O anúncio, que recebeu críticas de economistas, sobretudo pela metodologia usada na conta, começou a se espalhar na quarta-feira (04), mesmo dia em que foi revelado o desempenho da economia em 2019, quando o Brasil passou pelo seu terceiro ano seguido de crescimento tímido, com avanço de 1,1% ante a expectativa de 2,5% no começo de janeiro de 2019.
Para fazer esse cálculo, o Ministério da Economia subtrai o que é público na formação bruta de capital fixo (FBCF), ligada à taxa de investimento na economia, e soma o consumo das famílias.
Além da desaceleração do ritmo no quarto trimestre, o PIB do ano passado sofreu com a queda relevante na FBCF. O indicador mostra um recuo, visto como preocupante pelo mercado, de 3,3% nos últimos três meses do ano ante o terceiro trimestre de 0,4% na comparação anual.
Já o consumo das famílias cresceu 2,1% no ano e 0,5% no trimestre ante o período imediatamente anterior. “Como o investimento teve uma queda acentuada no período, foi o consumo das famílias que impulsionou o PIB privado”, diz João Costa Filho, professor de economia da FGV. “Esse movimento tem sido observado há anos. Quando o país depende do consumo das famílias, cresce pouco, já que não dá para esperar que as pessoas gastem 5% a mais todos os anos”, diz.
PIB Privado? PIB Público?
Vem comigo e segue o fio ??
1/— João Ricardo Costa Filho (@costafilhojoao) March 5, 2020
Apesar de as famílias terem consumido menos do que o esperado no fim do ano passado, muito influenciadas pelo pico de inflação no período, é esse segmento que deve continuar impulsionando a economia em 2020.
Movimento natural
A inversão do poder de investimento do setor público pelo privado não é nova. Em 2017, por exemplo, a diferença entre as duas taxas chegou a 3,81 pontos percentuais, bem maior do que a atual e do que a média de 0,66, registrada desde 1997.

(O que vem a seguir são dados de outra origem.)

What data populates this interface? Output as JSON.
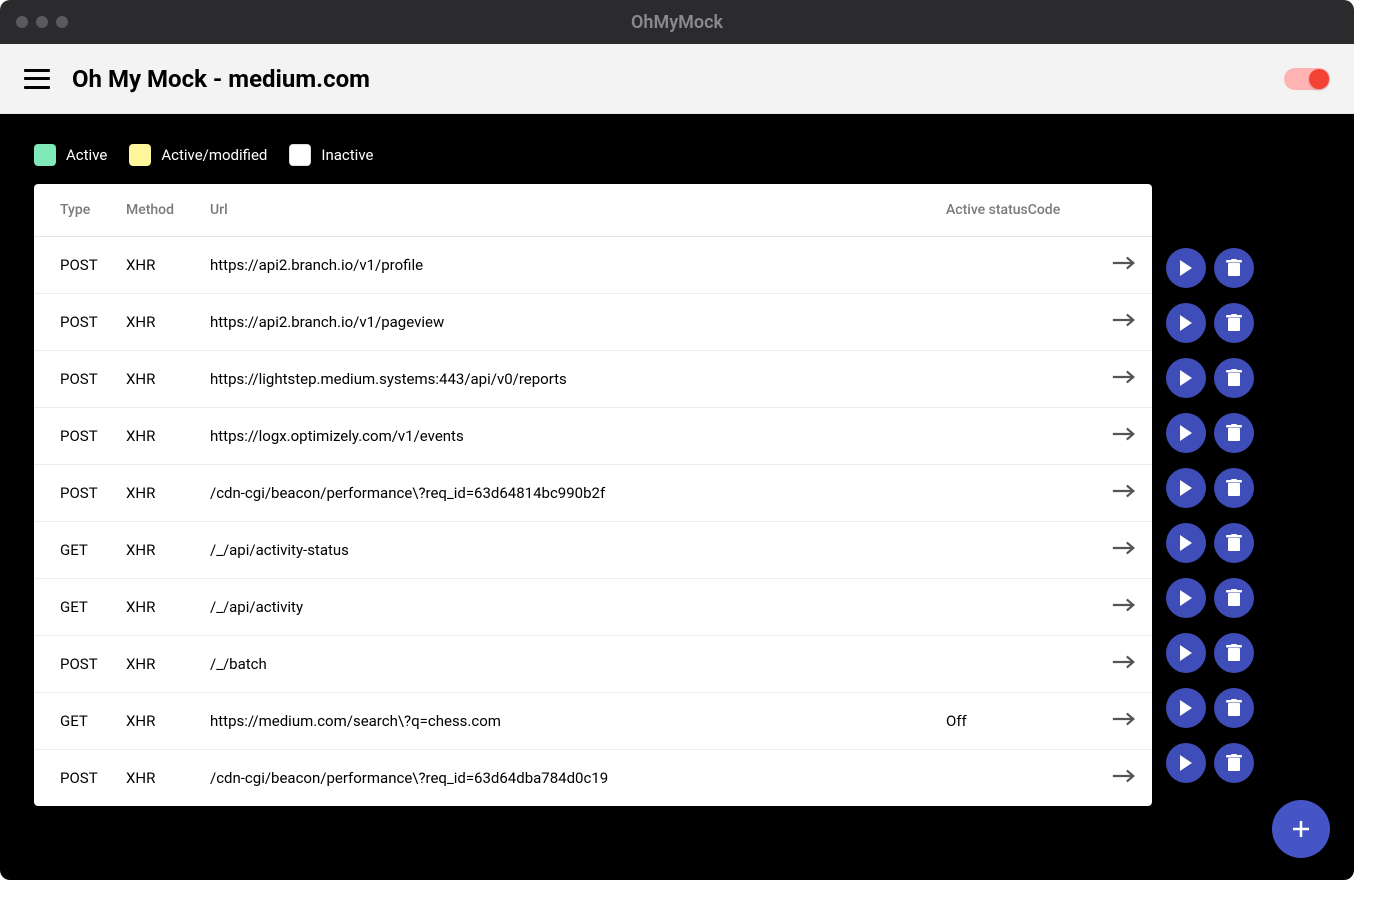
{
  "window": {
    "title": "OhMyMock"
  },
  "header": {
    "title": "Oh My Mock - medium.com",
    "toggle_on": true
  },
  "legend": [
    {
      "color": "#7fe9b9",
      "label": "Active"
    },
    {
      "color": "#fff59a",
      "label": "Active/modified"
    },
    {
      "color": "#ffffff",
      "label": "Inactive"
    }
  ],
  "table": {
    "columns": {
      "type": "Type",
      "method": "Method",
      "url": "Url",
      "status": "Active statusCode"
    },
    "rows": [
      {
        "type": "POST",
        "method": "XHR",
        "url": "https://api2.branch.io/v1/profile",
        "status": ""
      },
      {
        "type": "POST",
        "method": "XHR",
        "url": "https://api2.branch.io/v1/pageview",
        "status": ""
      },
      {
        "type": "POST",
        "method": "XHR",
        "url": "https://lightstep.medium.systems:443/api/v0/reports",
        "status": ""
      },
      {
        "type": "POST",
        "method": "XHR",
        "url": "https://logx.optimizely.com/v1/events",
        "status": ""
      },
      {
        "type": "POST",
        "method": "XHR",
        "url": "/cdn-cgi/beacon/performance\\?req_id=63d64814bc990b2f",
        "status": ""
      },
      {
        "type": "GET",
        "method": "XHR",
        "url": "/_/api/activity-status",
        "status": ""
      },
      {
        "type": "GET",
        "method": "XHR",
        "url": "/_/api/activity",
        "status": ""
      },
      {
        "type": "POST",
        "method": "XHR",
        "url": "/_/batch",
        "status": ""
      },
      {
        "type": "GET",
        "method": "XHR",
        "url": "https://medium.com/search\\?q=chess.com",
        "status": "Off"
      },
      {
        "type": "POST",
        "method": "XHR",
        "url": "/cdn-cgi/beacon/performance\\?req_id=63d64dba784d0c19",
        "status": ""
      }
    ]
  }
}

Além disso, é esperado que o recuo do investimento público em relação ao privado se mostre mais relevante agora que o governo sofre com um orçamento engessado. “O movimento transmite o cenário pelo qual o país passa, de ajuste de gasto público ao longo dos últimos anos. É natural que o setor privado cresça um pouco mais mesmo”, diz Sergio Vale, economista-chefe da MB Associados. “Não é por conta desse fator (do avanço no PIB privado), sozinho, que teremos um dinamismo maior na economia a ponto de fazer o país crescer mais lá na frente”, diz.
O economista ressalta que, apesar da baixa capacidade de investimento por parte do governo federal atualmente, não podemos desconsiderar o papel do setor público como moderador e criador de políticas públicas. “Se os gastos do governo continuarem retraindo, teremos problemas lá na frente com ou sem aumento de participação do privado”, diz.

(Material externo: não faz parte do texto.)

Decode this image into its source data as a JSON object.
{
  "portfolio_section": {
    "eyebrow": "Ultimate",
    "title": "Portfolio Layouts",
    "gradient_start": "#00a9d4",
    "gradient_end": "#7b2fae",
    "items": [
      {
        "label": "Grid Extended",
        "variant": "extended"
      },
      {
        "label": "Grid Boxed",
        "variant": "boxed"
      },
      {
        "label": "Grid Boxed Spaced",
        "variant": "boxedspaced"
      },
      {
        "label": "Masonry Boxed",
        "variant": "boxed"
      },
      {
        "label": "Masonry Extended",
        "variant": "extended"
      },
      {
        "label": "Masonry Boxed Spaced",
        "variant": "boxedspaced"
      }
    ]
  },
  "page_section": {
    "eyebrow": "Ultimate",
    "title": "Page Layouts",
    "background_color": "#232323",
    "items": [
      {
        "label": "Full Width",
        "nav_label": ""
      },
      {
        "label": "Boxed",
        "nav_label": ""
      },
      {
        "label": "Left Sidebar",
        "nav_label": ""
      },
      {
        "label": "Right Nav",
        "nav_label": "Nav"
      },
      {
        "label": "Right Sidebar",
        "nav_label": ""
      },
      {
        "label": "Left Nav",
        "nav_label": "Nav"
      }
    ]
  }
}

Mundialmente, a prática de divulgar separadamente resultados de investimento público e privado é incomum, já que PIB é uma soma de todas as riquezas produzidas dentro do país. Não existe um produto que seja estritamente público.
Apesar de os economistas reconhecerem a importância de haver uma eventual separação para entender como evolui a economia, Filho, da FGV, destaca que a metodologia usada pelo governo brasileiro está equivocada.
“Vamos supor que o governo comprou uma cadeira para uma escola pública. Quem produziu essa cadeira foi o setor privado, mas quem gastou com ela foi o governo. A minha dúvida é: isso é uma produção do setor privado porque vai gerar renda para o empresário, salário para seus funcionários, aluguel da empresa etc ou entra como ótica do PIB público? Há duplicidade de informações aí. Essa divisão entre público e privado parece estranha”, diz.
O fato não significa, no entanto, que o avanço do gasto privado não deve ser comemorado. “Se o governo tivesse dinheiro como tinha no passado e pudesse gastar e aumentar o déficit fiscal como no passado, provavelmente o país teria crescido 3%. É de fato o investimento privado que esta segurando”, diz, Michel Viriato, professor de finanças do Insper.
Há a avaliação ainda de que a estratégia da secretaria faz parte de um “lance de marketing”, como explica Gabriel Brasil, analista de riscos políticos para Brasil, Argentina e Uruguai da Control Risks. “Com o resultado abaixo do esperado, o governo tenta encontrar ângulos positivos para divulgar o PIB, em uma tentativa de valorizar o investimento privado no país”, diz.